Le terme de burn-out n’est-il pas un peu galvaudé aujourd’hui ?

Le burn-out relève d’une définition bien précise. Cependant, à force de l’utiliser pour tout et n’importe quoi, il devient un mot-valise qui banalise et opacifie la gravité des maux en les déliant des contextes professionnels qui en sont porteurs. C’est presque devenu un logo marketing. La même chose existe pour le stress, que l’on a mis à toutes les sauces et qui a perdu de sa substance. La santé a été dépouillée de son contenu comme le travail. On parle de bien-être, de qualité de vie, d’épanouissement personnel, de psychologie positive.
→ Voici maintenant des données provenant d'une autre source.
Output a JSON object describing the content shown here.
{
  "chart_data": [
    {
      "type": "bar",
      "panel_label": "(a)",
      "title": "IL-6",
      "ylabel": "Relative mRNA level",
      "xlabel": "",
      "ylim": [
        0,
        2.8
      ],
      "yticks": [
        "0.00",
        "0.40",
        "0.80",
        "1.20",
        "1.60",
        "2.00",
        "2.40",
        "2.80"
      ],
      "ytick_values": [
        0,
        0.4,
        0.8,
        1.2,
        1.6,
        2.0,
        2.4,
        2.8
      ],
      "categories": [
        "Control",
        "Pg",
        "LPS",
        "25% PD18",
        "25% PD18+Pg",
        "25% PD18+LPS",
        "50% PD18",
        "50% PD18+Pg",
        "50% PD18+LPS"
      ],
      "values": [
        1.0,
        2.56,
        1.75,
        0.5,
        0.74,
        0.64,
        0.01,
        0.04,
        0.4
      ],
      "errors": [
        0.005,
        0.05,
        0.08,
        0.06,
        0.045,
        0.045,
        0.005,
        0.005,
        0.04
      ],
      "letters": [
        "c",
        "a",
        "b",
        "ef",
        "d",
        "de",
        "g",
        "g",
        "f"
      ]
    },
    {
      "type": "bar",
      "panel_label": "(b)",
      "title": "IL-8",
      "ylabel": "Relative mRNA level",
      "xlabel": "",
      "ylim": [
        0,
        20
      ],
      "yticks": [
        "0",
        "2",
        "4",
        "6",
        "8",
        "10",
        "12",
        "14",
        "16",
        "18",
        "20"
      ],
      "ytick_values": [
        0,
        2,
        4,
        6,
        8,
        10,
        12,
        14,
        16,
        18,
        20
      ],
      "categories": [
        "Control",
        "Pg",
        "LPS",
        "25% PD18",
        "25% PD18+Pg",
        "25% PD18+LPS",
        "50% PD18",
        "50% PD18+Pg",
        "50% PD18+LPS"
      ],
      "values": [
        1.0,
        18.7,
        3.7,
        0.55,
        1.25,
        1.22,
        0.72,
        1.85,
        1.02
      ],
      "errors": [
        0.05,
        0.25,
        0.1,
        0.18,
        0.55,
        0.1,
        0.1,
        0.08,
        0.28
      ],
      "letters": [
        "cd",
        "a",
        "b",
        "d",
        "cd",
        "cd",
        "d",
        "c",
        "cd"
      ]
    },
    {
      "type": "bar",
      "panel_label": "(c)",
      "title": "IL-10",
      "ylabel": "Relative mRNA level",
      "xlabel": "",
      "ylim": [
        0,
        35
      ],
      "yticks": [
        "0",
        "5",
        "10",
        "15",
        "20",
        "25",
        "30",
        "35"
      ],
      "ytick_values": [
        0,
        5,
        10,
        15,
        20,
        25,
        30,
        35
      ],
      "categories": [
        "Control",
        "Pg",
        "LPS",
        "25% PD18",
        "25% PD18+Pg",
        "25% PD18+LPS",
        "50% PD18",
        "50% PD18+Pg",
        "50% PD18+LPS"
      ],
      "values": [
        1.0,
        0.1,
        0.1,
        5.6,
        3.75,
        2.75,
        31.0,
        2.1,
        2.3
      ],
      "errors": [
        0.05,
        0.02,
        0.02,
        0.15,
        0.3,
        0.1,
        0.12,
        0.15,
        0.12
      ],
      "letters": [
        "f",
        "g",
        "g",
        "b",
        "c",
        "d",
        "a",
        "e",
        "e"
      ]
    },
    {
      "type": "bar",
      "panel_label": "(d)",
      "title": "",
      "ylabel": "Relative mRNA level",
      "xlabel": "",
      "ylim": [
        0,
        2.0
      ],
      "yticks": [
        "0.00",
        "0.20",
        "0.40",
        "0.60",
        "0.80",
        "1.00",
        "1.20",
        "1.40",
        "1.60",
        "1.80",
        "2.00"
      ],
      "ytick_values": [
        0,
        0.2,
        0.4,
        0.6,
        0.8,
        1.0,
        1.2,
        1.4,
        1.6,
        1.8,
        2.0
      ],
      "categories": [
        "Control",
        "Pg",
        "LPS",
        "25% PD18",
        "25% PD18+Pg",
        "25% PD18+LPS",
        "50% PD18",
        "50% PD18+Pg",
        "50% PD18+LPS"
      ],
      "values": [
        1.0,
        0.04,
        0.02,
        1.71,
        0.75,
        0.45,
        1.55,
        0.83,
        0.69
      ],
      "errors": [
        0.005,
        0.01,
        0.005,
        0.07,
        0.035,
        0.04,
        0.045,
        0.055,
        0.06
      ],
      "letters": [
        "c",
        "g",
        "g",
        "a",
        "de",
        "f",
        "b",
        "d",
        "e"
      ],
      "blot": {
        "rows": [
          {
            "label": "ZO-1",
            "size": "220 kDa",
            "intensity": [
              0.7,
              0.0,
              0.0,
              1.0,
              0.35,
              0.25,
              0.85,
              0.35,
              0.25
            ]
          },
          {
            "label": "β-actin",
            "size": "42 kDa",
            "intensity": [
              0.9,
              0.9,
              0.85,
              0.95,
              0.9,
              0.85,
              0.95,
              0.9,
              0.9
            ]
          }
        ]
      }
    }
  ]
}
Autant de pare-feux subjectifs, impossibles à définir de façon standardisée, voilant les véritables problèmes de santé en lien avec le travail.

Faut-il revisiter les théories de la santé au travail à l’aune de ces changements ?

D’une manière générale, il y a peu d’attention et de suivi vis-à-vis de cette question. Par ailleurs, l’externalisation de certaines activités noie les responsabilités. Au lieu d’être occultée, la santé doit être remise au centre de la pensée managériale car cela coûte aux entreprises. Il s’agit donc d’une variable déterminante pour elles. On parle de robotisation, de numérisation mais on se situe aussi dans une sorte d’obsolescence programmée des salariés. Le pouvoir actionnarial est devenu prioritaire. L’entreprise ne sert plus les salariés mais les actionnaires. Il est urgent que les instances représentatives du personnel et les syndicats se réinventent. La pression du chômage est telle qu’ils ont loupé le coche et sacrifié le travail sur l’autel de l’emploi.

Maître d’enseignement

et de recherche à l’université de Fribourg en Suisse, Sophie Le Garrec a dirigé le livre Les servitudes du bien-être au travail (éd. érès, 2021).